Permettez-moi de filer la métaphore la plus pérave qui soit. Quand vous allez chez votre pizzaïolo préféré, vous n’espérez qu’une chose, que la pizza soit toujours la même. Toujours autant de bonne mozza fondante, cette belle croûte dorée qu’on boulottera jusqu’à la fin, bien imbibée de la sauce piquante maison. Ô Seigneur, pourvu que jamais cela ne change.

Vous vous attendez à la suite, n’est-ce pas ?
(Attention, je vais toujours plus loin dans l’exercice littéraire...).
Et bien, ABYSMAL GRIEF, c’est un peu votre petite trattoria favorite où l’on vient se régaler et qui ne changera jamais. Qui ne doit surtout jamais changer. Et je n’utilise pas cette métaphore subtile que parce que les gars d’ABYSMAL GRIEF sont italiens.
Enfin si. Bon, euh, à table, la chronique est servie.

Je résume pour ceux qui auraient raté nos chroniques précédentes. ABYSMAL GRIEF est un trio italien (parfois quartette) qui officie dans un Gothic Doom horrifique qui s’inscrit dans cette grande tradition italienne de la série B qui fait peur, musicalement (GOBELIN, Paul CHAIN) ou cinématographiquement (Dario Argento & co.)
Adorateur de la mort, son credo est d’être aussi immuable qu’une pierre tombale. Ainsi, album après album, la même recette est préservée. L’oreille attentive où l’enculeur de mouche saura déceler quelques micro variations dans les ingrédients. Plus ou moins de growl dans le chant, plus ou moins de gras dans la disto, plus ou moins de vrai batteur. J’avais analysé de façon fort pertinente, et je m’en félicite, dans ma chronique de leur compilation des singles, qu’il y avait un léger glissement de leur son et de leur style, au fur et à mesure des années, du Gothic à la TYPE O NEGATIVE vers le Stoner le plus gras.

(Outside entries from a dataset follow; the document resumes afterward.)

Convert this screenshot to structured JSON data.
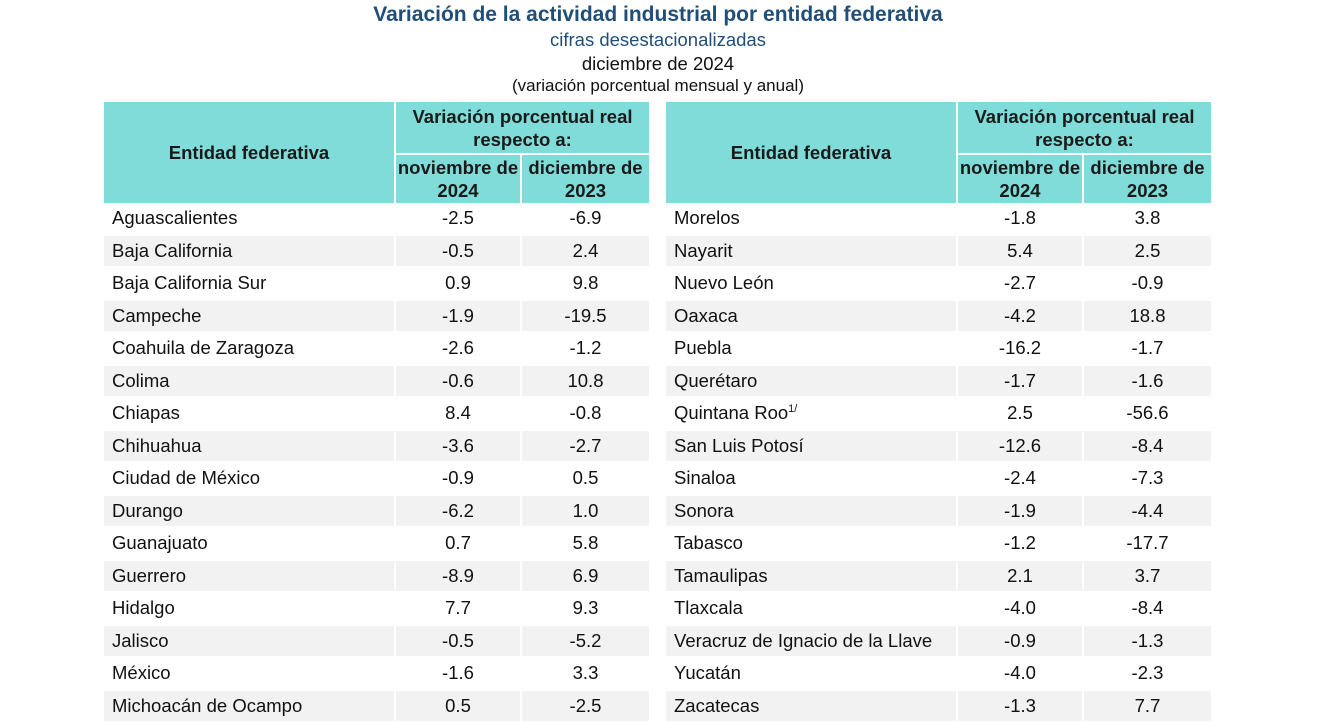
{
  "header": {
    "title": "Variación de la actividad industrial por entidad federativa",
    "subtitle": "cifras desestacionalizadas",
    "date": "diciembre de 2024",
    "note": "(variación porcentual mensual y anual)"
  },
  "colors": {
    "title": "#1f4e79",
    "header_bg": "#7fdcd8",
    "alt_row": "#f2f2f2"
  },
  "table_left": {
    "col_entity": "Entidad federativa",
    "col_group": "Variación porcentual real respecto a:",
    "col_nov": "noviembre de 2024",
    "col_dec": "diciembre de 2023",
    "rows": [
      {
        "name": "Aguascalientes",
        "nov": "-2.5",
        "dec": "-6.9"
      },
      {
        "name": "Baja California",
        "nov": "-0.5",
        "dec": "2.4"
      },
      {
        "name": "Baja California Sur",
        "nov": "0.9",
        "dec": "9.8"
      },
      {
        "name": "Campeche",
        "nov": "-1.9",
        "dec": "-19.5"
      },
      {
        "name": "Coahuila de Zaragoza",
        "nov": "-2.6",
        "dec": "-1.2"
      },
      {
        "name": "Colima",
        "nov": "-0.6",
        "dec": "10.8"
      },
      {
        "name": "Chiapas",
        "nov": "8.4",
        "dec": "-0.8"
      },
      {
        "name": "Chihuahua",
        "nov": "-3.6",
        "dec": "-2.7"
      },
      {
        "name": "Ciudad de México",
        "nov": "-0.9",
        "dec": "0.5"
      },
      {
        "name": "Durango",
        "nov": "-6.2",
        "dec": "1.0"
      },
      {
        "name": "Guanajuato",
        "nov": "0.7",
        "dec": "5.8"
      },
      {
        "name": "Guerrero",
        "nov": "-8.9",
        "dec": "6.9"
      },
      {
        "name": "Hidalgo",
        "nov": "7.7",
        "dec": "9.3"
      },
      {
        "name": "Jalisco",
        "nov": "-0.5",
        "dec": "-5.2"
      },
      {
        "name": "México",
        "nov": "-1.6",
        "dec": "3.3"
      },
      {
        "name": "Michoacán de Ocampo",
        "nov": "0.5",
        "dec": "-2.5"
      }
    ]
  },
  "table_right": {
    "col_entity": "Entidad federativa",
    "col_group": "Variación porcentual real respecto a:",
    "col_nov": "noviembre de 2024",
    "col_dec": "diciembre de 2023",
    "rows": [
      {
        "name": "Morelos",
        "nov": "-1.8",
        "dec": "3.8"
      },
      {
        "name": "Nayarit",
        "nov": "5.4",
        "dec": "2.5"
      },
      {
        "name": "Nuevo León",
        "nov": "-2.7",
        "dec": "-0.9"
      },
      {
        "name": "Oaxaca",
        "nov": "-4.2",
        "dec": "18.8"
      },
      {
        "name": "Puebla",
        "nov": "-16.2",
        "dec": "-1.7"
      },
      {
        "name": "Querétaro",
        "nov": "-1.7",
        "dec": "-1.6"
      },
      {
        "name": "Quintana Roo",
        "sup": "1/",
        "nov": "2.5",
        "dec": "-56.6"
      },
      {
        "name": "San Luis Potosí",
        "nov": "-12.6",
        "dec": "-8.4"
      },
      {
        "name": "Sinaloa",
        "nov": "-2.4",
        "dec": "-7.3"
      },
      {
        "name": "Sonora",
        "nov": "-1.9",
        "dec": "-4.4"
      },
      {
        "name": "Tabasco",
        "nov": "-1.2",
        "dec": "-17.7"
      },
      {
        "name": "Tamaulipas",
        "nov": "2.1",
        "dec": "3.7"
      },
      {
        "name": "Tlaxcala",
        "nov": "-4.0",
        "dec": "-8.4"
      },
      {
        "name": "Veracruz de Ignacio de la Llave",
        "nov": "-0.9",
        "dec": "-1.3"
      },
      {
        "name": "Yucatán",
        "nov": "-4.0",
        "dec": "-2.3"
      },
      {
        "name": "Zacatecas",
        "nov": "-1.3",
        "dec": "7.7"
      }
    ]
  }
}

Un peu moins de champignons et plus de poivrons, quoi.

Voici "Misfortune".
"Misfortune" est leur second full length, sorti pour la fête des morts 2009.
"Misfortune" est leur opus le plus austère, mais c’est aussi celui qui vieillit le mieux.

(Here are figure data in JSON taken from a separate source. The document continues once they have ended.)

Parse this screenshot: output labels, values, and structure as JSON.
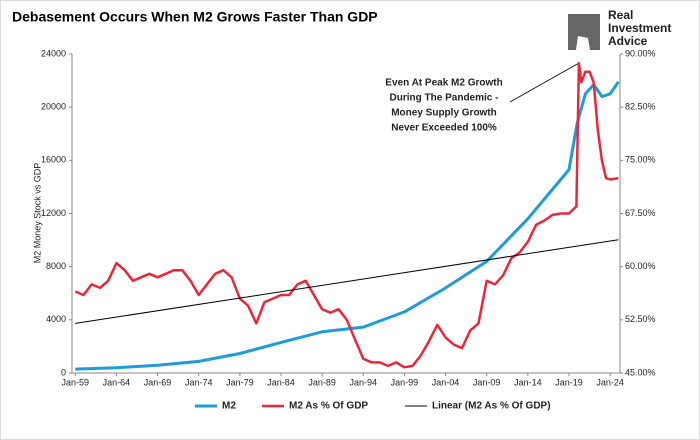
{
  "chart_data": {
    "type": "line",
    "title": "Debasement Occurs When M2 Grows Faster Than GDP",
    "logo": [
      "Real",
      "Investment",
      "Advice"
    ],
    "y_label": "M2 Money Stock vs GDP",
    "annotation": [
      "Even At Peak M2 Growth",
      "During The Pandemic -",
      "Money Supply Growth",
      "Never Exceeded 100%"
    ],
    "xlim": [
      1958.6,
      2025.2
    ],
    "xticks": [
      {
        "value": 1959,
        "label": "Jan-59"
      },
      {
        "value": 1964,
        "label": "Jan-64"
      },
      {
        "value": 1969,
        "label": "Jan-69"
      },
      {
        "value": 1974,
        "label": "Jan-74"
      },
      {
        "value": 1979,
        "label": "Jan-79"
      },
      {
        "value": 1984,
        "label": "Jan-84"
      },
      {
        "value": 1989,
        "label": "Jan-89"
      },
      {
        "value": 1994,
        "label": "Jan-94"
      },
      {
        "value": 1999,
        "label": "Jan-99"
      },
      {
        "value": 2004,
        "label": "Jan-04"
      },
      {
        "value": 2009,
        "label": "Jan-09"
      },
      {
        "value": 2014,
        "label": "Jan-14"
      },
      {
        "value": 2019,
        "label": "Jan-19"
      },
      {
        "value": 2024,
        "label": "Jan-24"
      }
    ],
    "ylim": [
      0,
      24000
    ],
    "yticks": [
      0,
      4000,
      8000,
      12000,
      16000,
      20000,
      24000
    ],
    "y2lim": [
      45,
      90
    ],
    "y2ticks": [
      {
        "value": 45,
        "label": "45.00%"
      },
      {
        "value": 52.5,
        "label": "52.50%"
      },
      {
        "value": 60,
        "label": "60.00%"
      },
      {
        "value": 67.5,
        "label": "67.50%"
      },
      {
        "value": 75,
        "label": "75.00%"
      },
      {
        "value": 82.5,
        "label": "82.50%"
      },
      {
        "value": 90,
        "label": "90.00%"
      }
    ],
    "series": [
      {
        "name": "M2",
        "color": "#1f9bd7",
        "width": 3,
        "x": [
          1959,
          1964,
          1969,
          1974,
          1979,
          1984,
          1989,
          1994,
          1999,
          2004,
          2009,
          2014,
          2019,
          2020,
          2021,
          2022,
          2023,
          2024,
          2025
        ],
        "values": [
          290,
          400,
          580,
          870,
          1470,
          2300,
          3100,
          3450,
          4600,
          6400,
          8400,
          11600,
          15300,
          18800,
          21000,
          21700,
          20800,
          21000,
          21900
        ]
      },
      {
        "name": "M2 As % Of GDP",
        "color": "#e8283a",
        "width": 2.5,
        "axis": "y2",
        "x": [
          1959,
          1960,
          1961,
          1962,
          1963,
          1964,
          1965,
          1966,
          1967,
          1968,
          1969,
          1970,
          1971,
          1972,
          1973,
          1974,
          1975,
          1976,
          1977,
          1978,
          1979,
          1980,
          1981,
          1982,
          1983,
          1984,
          1985,
          1986,
          1987,
          1988,
          1989,
          1990,
          1991,
          1992,
          1993,
          1994,
          1995,
          1996,
          1997,
          1998,
          1999,
          2000,
          2001,
          2002,
          2003,
          2004,
          2005,
          2006,
          2007,
          2008,
          2009,
          2010,
          2011,
          2012,
          2013,
          2014,
          2015,
          2016,
          2017,
          2018,
          2019,
          2019.9,
          2020.2,
          2020.5,
          2021,
          2021.5,
          2022,
          2022.5,
          2023,
          2023.5,
          2024,
          2025
        ],
        "values": [
          56.5,
          56,
          57.5,
          57,
          58,
          60.5,
          59.5,
          58,
          58.5,
          59,
          58.5,
          59,
          59.5,
          59.5,
          58,
          56,
          57.5,
          59,
          59.5,
          58.5,
          55.5,
          54.5,
          52,
          55,
          55.5,
          56,
          56,
          57.5,
          58,
          56,
          54,
          53.5,
          54,
          52.5,
          49.7,
          47,
          46.5,
          46.5,
          46,
          46.5,
          45.8,
          46,
          47.5,
          49.5,
          51.8,
          50,
          49,
          48.5,
          51,
          52,
          58,
          57.5,
          58.8,
          61.2,
          62,
          63.5,
          65.9,
          66.5,
          67.3,
          67.5,
          67.5,
          68.5,
          88.7,
          86,
          87.5,
          87.5,
          86,
          79.3,
          75,
          72.5,
          72.3,
          72.5
        ]
      },
      {
        "name": "Linear (M2 As % Of GDP)",
        "color": "#000000",
        "width": 1,
        "axis": "y2",
        "x": [
          1959,
          2025
        ],
        "values": [
          52,
          63.8
        ]
      }
    ]
  }
}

Voilà, j’ai tout dit, la chronique est finie.

C’est un peu maigre, j’en conviens, d’autant que vous aviez commandé le menu du jour.

Après un premier album qui avait fait forte impression (aux quelques tarés qui avaient accroché au style, dont moi), ce deuxième effort paraissait un peu plat. La raison en était simple, moins de coups d’éclat Goth horrifiques et fun, moins de riffs immédiats, et beaucoup plus de Doom lourd et lent. Austérité je vous dis.
Mais c’est aussi entre ces deux premiers albums que le glissement stylistique est le plus marqué. La production globale, et notamment le retour d’un vrai batteur, contribuent à donner un côté plus organique, plus terreux et pour le coup on perd totalement le feeling Goth Dark-wave des 80s qu’on aimait bien sur "Abysmal Grief".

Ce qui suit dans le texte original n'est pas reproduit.